I didn’t even turn. “No, I don’t think so.”

We had the VIP area upstairs, away from the crush, and in easy reach of the cocktail bar. Niall had assembled us all here for drinks and drunken jokes, but by now, most of the party had dispersed into the crowd like waves lost in the sea. I was standing half in the shadows, my elbows folded on the railing, watching without interest what was happening below. I could just about make out Max and Niall dancing together and, in another corner, a couple of Max’s merchant banker friends enthusiastically getting off.

“Are you sure? You look familiar. How do you know Max?”
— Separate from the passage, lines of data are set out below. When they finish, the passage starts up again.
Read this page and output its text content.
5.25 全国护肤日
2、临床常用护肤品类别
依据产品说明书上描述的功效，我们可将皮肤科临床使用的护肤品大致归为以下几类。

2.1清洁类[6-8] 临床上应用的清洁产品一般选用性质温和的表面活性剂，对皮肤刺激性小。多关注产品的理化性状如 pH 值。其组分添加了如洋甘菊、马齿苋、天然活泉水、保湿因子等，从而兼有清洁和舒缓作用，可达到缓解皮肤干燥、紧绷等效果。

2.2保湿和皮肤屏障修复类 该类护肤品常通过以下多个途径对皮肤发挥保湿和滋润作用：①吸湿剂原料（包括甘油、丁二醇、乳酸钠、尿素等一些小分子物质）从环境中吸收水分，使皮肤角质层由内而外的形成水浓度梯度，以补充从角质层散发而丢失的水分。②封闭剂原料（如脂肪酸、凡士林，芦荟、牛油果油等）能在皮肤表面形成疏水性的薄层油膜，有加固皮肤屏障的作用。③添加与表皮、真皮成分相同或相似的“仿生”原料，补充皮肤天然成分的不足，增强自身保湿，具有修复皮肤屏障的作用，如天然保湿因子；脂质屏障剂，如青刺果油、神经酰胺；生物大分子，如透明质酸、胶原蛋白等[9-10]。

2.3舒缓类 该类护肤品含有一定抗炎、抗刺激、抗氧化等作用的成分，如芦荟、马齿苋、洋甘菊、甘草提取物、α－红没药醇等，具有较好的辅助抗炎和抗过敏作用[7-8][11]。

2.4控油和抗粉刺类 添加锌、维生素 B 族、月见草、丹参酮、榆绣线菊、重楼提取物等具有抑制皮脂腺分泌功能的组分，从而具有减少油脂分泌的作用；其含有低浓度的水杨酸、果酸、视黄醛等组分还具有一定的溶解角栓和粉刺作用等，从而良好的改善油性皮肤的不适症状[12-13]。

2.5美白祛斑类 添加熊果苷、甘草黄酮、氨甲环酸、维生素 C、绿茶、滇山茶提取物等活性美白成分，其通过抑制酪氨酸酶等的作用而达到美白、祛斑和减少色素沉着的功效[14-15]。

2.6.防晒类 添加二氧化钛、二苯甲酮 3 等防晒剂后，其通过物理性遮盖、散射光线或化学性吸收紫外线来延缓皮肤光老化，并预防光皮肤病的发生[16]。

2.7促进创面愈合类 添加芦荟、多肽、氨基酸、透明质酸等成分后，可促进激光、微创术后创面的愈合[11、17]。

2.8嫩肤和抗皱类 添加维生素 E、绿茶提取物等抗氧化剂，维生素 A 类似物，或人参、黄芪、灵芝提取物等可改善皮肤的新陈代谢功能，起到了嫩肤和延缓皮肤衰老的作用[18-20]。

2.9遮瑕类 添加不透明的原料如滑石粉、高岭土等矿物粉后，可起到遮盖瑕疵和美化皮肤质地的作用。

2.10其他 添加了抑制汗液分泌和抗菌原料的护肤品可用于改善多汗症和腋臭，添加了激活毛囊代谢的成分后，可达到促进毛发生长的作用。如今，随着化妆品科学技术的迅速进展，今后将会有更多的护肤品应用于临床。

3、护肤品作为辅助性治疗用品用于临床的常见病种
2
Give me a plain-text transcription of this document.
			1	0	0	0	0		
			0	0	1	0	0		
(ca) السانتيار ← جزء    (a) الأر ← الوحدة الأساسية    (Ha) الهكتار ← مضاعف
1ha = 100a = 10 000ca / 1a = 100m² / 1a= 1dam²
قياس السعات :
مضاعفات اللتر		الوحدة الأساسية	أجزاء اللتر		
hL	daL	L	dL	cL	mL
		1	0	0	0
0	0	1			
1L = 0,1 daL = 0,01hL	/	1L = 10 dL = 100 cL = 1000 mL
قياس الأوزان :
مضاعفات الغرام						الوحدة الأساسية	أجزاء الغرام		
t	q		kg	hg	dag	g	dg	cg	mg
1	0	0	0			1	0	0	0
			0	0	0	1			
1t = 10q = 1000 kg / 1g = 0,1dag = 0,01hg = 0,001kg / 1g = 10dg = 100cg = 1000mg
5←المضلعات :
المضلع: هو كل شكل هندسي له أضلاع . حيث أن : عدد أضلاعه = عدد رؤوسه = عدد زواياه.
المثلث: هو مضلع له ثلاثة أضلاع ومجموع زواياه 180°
Hints, it seemed, were not going to be taken any time soon. I cast a quick, grudging glance at my relentless interlocutor. Brown hair, brown eyes, a whimsical bracket to his wide mouth. Good arms. My type, once upon a time. And now? Nothing.

“We were at university together,” I said.

“So was I.” He sounded genuinely thrilled about it. “Oh, I’m Hugh, by the way, Hugh Hastings.”

I performed a sort of half-arsed wave to discourage any handshaking and volunteered nothing further. Conversations were like fires; they tended to sputter out if you deprived them of air.

“Sorry, I didn’t catch your name,” he said.

“Ash. Winters.”

“Wait,” he cried, “I do remember! I read your book. What was it called? The smoke and the something?”

He gazed at me expectantly.

“The Smoke Is Briars.”

“Yes! It was wonderful. I loved it. It was quite weird though, no offence. Is that what they call magic realism? Like that Spanish bloke.” Columbian. Gabriel García Márquez—if that’s who he meant—was Columbian. “Yes,” I said, unable to care. “Just like that.”

I felt unspeakably tired, but he was still talking, his interest flattening me like a cartoon steamroller.

“What else have you written? Won the Booker yet? Hah.”